In search for potential reasons of chronic rapamycin-induced sensitization to KA we performed pathomorphological analysis. We found that long, but not short, treatment with rapamycin caused brain morphological changes, i.e. shrunk the hippocampi and enlarged the ventricles (Fig. 10D, E). At the same time the total area of the analyzed brain sections was very similar between experimental groups (Fig. 10D). Brain anatomy changes were rather not an effect of systemic failure in response to long rapamycin treatment since we did not observe significant differences between groups in pathology of hearts and kidneys. This anatomical difference induced by long-term rapamycin treatment was also not an effect of increased neuronal cell death since we did not observe increased neuronal apoptosis with TUNEL staining in hippocampi of either long or short rapamycin pretreated animals (Fig. 11A, D). However, long treatment increased hippocampal cell death of NeuN positive cells in response to KA (Fig. 11A). Curiously, several ependymal cells of brain ventricles were TUNEL positive upon long term rapamycin treatment (Fig. 11B). We noticed also some TUNEL positive epithelial cells of the brain blood vessels under such condition (Fig. 11C). To verify leakiness of blood-brain barrier we analyzed its permeability to Evans Blue dye. As shown in Fig. S5, long treatment with rapamycin indeed increased amount of Evans Blue extracted with trichloric acid from the brain homogenates, however difference did not reach statistical significance due to high variation between individual animals. There were no signs of epithelial cell death or increased blood brain barrier permeability in brains of animals after short rapamycin treatment (Fig. 11E, F and Fig. S5). Thus, we concluded that hippocampal shrinkage and ependymal cell death observed after long-treatment with rapamycin are unlikely to contribute to increased sensitization of animals to KA, but could contribute to increased KA-induced mortality.

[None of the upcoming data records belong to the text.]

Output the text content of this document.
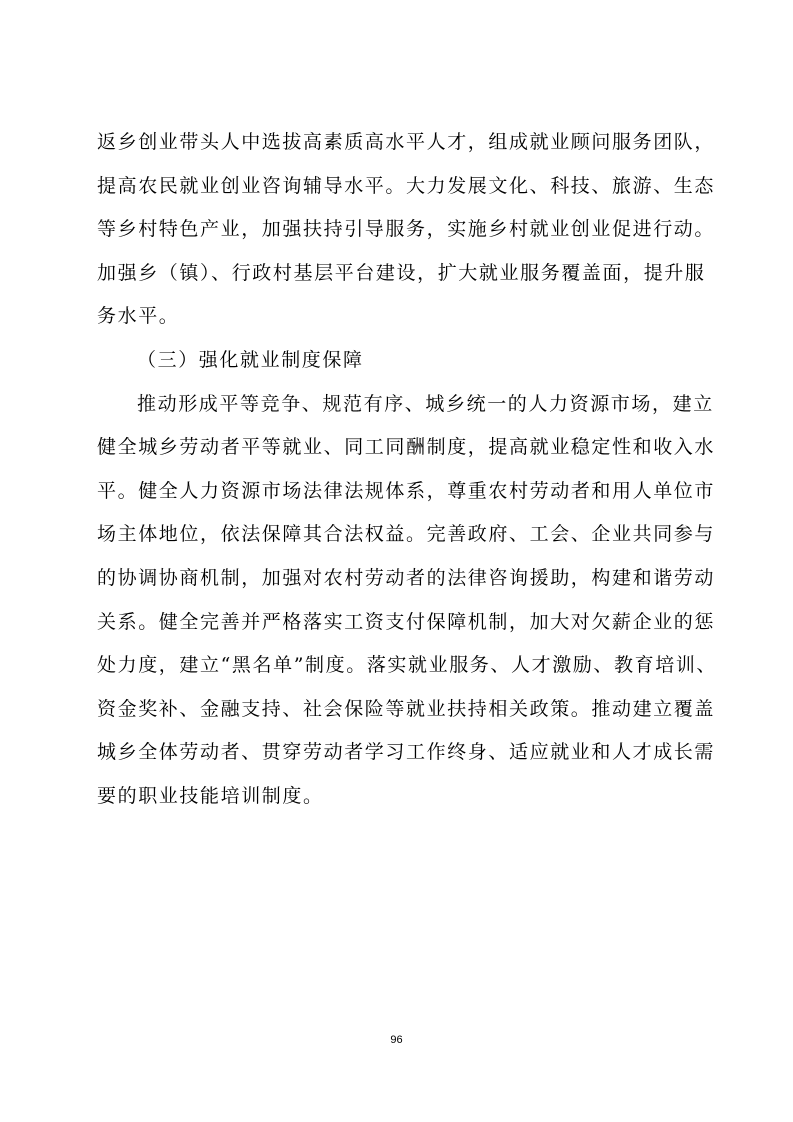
返乡创业带头人中选拔高素质高水平人才，组成就业顾问服务团队，
提高农民就业创业咨询辅导水平。大力发展文化、科技、旅游、生态
等乡村特色产业，加强扶持引导服务，实施乡村就业创业促进行动。
加强乡（镇）、行政村基层平台建设，扩大就业服务覆盖面，提升服
务水平。
（三）强化就业制度保障
推动形成平等竞争、规范有序、城乡统一的人力资源市场，建立
健全城乡劳动者平等就业、同工同酬制度，提高就业稳定性和收入水
平。健全人力资源市场法律法规体系，尊重农村劳动者和用人单位市
场主体地位，依法保障其合法权益。完善政府、工会、企业共同参与
的协调协商机制，加强对农村劳动者的法律咨询援助，构建和谐劳动
关系。健全完善并严格落实工资支付保障机制，加大对欠薪企业的惩
处力度，建立“黑名单”制度。落实就业服务、人才激励、教育培训、
资金奖补、金融支持、社会保险等就业扶持相关政策。推动建立覆盖
城乡全体劳动者、贯穿劳动者学习工作终身、适应就业和人才成长需
要的职业技能培训制度。
96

(A) Representative confocal images of hippocampal sections stained for presence of apoptotic cells (TUNEL staining, red) and neuronal marker NeuN (green), obtained from control animals, animals treated with rapamycin for 4 weeks (long treatment), animals treated with KA and evaluated at 2 h, animals treated with KA and rapamycin and evaluated at 2 h. Arrows point dually labeled neurons. Scale bar = 20 µm. (B) Representative confocal images of ependymal cells surrounding lateral ventricle, stained for presence of apoptotic cells (TUNEL staining, red) and counterstained with cadherin antibody to visualize ependymal cells (green) and nuclear dye Hoechst 33258 (blue), obtained from animals treated as in A. Scale bar = 20 µm. (C) Representative confocal images of ependymal cells surrounding brain blood vessels, stained for presence of apoptotic cells (TUNEL staining, red) and counterstained with nuclear dye Hoechst 33258 (blue), obtained from animals treated as in G. Scale bar = 20 µm. (D) Representative confocal images of hippocampal sections stained for presence of apoptotic cells (TUNEL staining, red) and neuronal marker NeuN (green), obtained from control animals, animals treated with rapamycin for 1 week (short treatment), animals treated with KA and evaluated at 2 h, animals treated with KA and rapamycin and evaluated at 2 h. Arrows point dually labeled neurons. Scale bar = 20 µm. (E) Representative confocal images of ependymal cells surrounding lateral ventricle, stained for presence of apoptotic cells (TUNEL staining, red) and counterstained with cadherin antibody to visualize ependymal cells green) and nuclear dye Hoechst 33258 (blue), obtained from animals treated as in D. Scale bar = 20 µm. (F) Representative confocal images of ependymal cells surrounding brain blood vessels, stained for presence of apoptotic cells (TUNEL staining, red) and counterstained with nuclear dye Hoechst 33258 (blue), obtained from animals treated as in D. Scale bar = 20 µm.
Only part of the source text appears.